Mr. Coates, one of the best writers you aren’t currently reading, describes here some of the challenges he’s facing in deciding how best to educate his young son in Harlem. In brief, Mr. Coates finds that many, if not most, of the public schools near his home are more accurately described as test-prep schools designed to prepare students to achieve on the standardized tests that higher education uses as a proxy for determining likelihood of success in college. The post touches on a couple different subjects, but there are two I’d like to explore more fully.
1) The strong impression the reader gets is that public schools in poorer, urban areas serve a different purpose than the education provided by private schools or suburban public schools, namely to increase the prospects of college attendence. This stands in contrast to what I’d view as the historical model of public education serving the same general purpose for all students in the country – to provide a baseline set of facts that society views as necessary to function and the tools to learn new facts and identify the relative merits of new theories.

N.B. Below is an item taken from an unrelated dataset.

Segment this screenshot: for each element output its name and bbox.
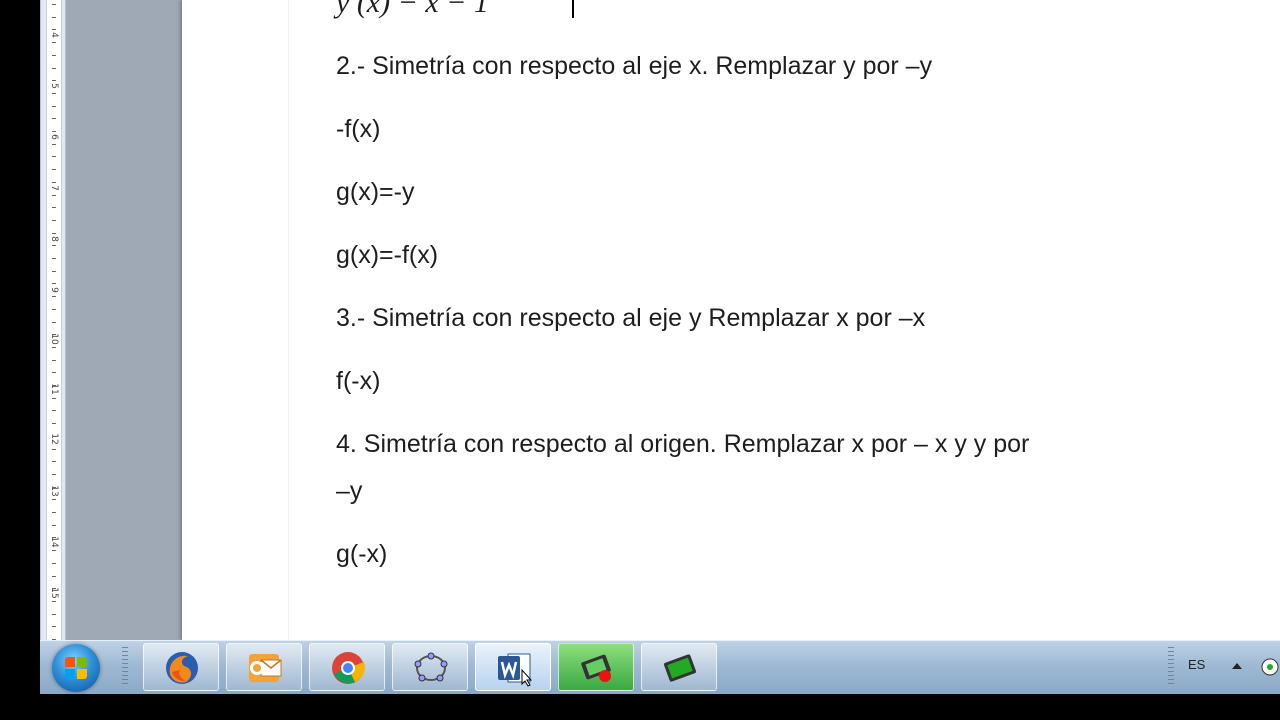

Presumably most of the students in Mr. Coates area are coming from families in which they would be the first to attend college. If you believe that college attendence is a positive, as I do, and view the correlation between college attendence and income levels as legitimate, this model offers some value. And I’m completely sympathetic to the position that giving a kid that opportunity may outweigh any greater societal costs. And, theoretically, a college education can fill any gap in more traditional learning that is sacrificed. My fear is that given this country’s distaste for education in general and life-long learning in particular, every opportunity we have for sparking a flame for learning and thinking is a precious moment. How many success stories do you hear today that sing the praises of a particular high school or middle school teacher that set a student’s feet on the path that led to their acheivement? Can we sacrifice even one opportunity?
2) At the same time, I worry about the dissolution of the education structure into multiple levels of service. One of the strengths of the universal system serving everyone more or less in the same manner is that society has buy-in. If you didn’t attend public school, chances are fairly good that you know someone who did. Having a relationship with the public schooling system helps all of us want to see it succeed. Alternatively, if urban public schools are the product sold to the poor as a tool to get the next generation into college, suburban schools the product for the middle-class to provide an avenue to (most likely) one of the nearby state universities, and the rich retreat to private schooling, all I see is increased societal stratification. (I understand these are gross oversimplifications and hope you can get beyond them to understand the point). Conservatives seem to believe that the public education model is a flawed, or worse failed, experiment. How much easier will it be to chip away further at the institution, at one or multiple levels, if it is a product only used by a group to which the majority of the country doesn’t belong?
This isn’t a subject I have much in the way of answers. Unusual, I know. That said, for all of the platitudes that every leader in our society lays at the feet of education, I’m increasingly uncomfortable about its future prospects.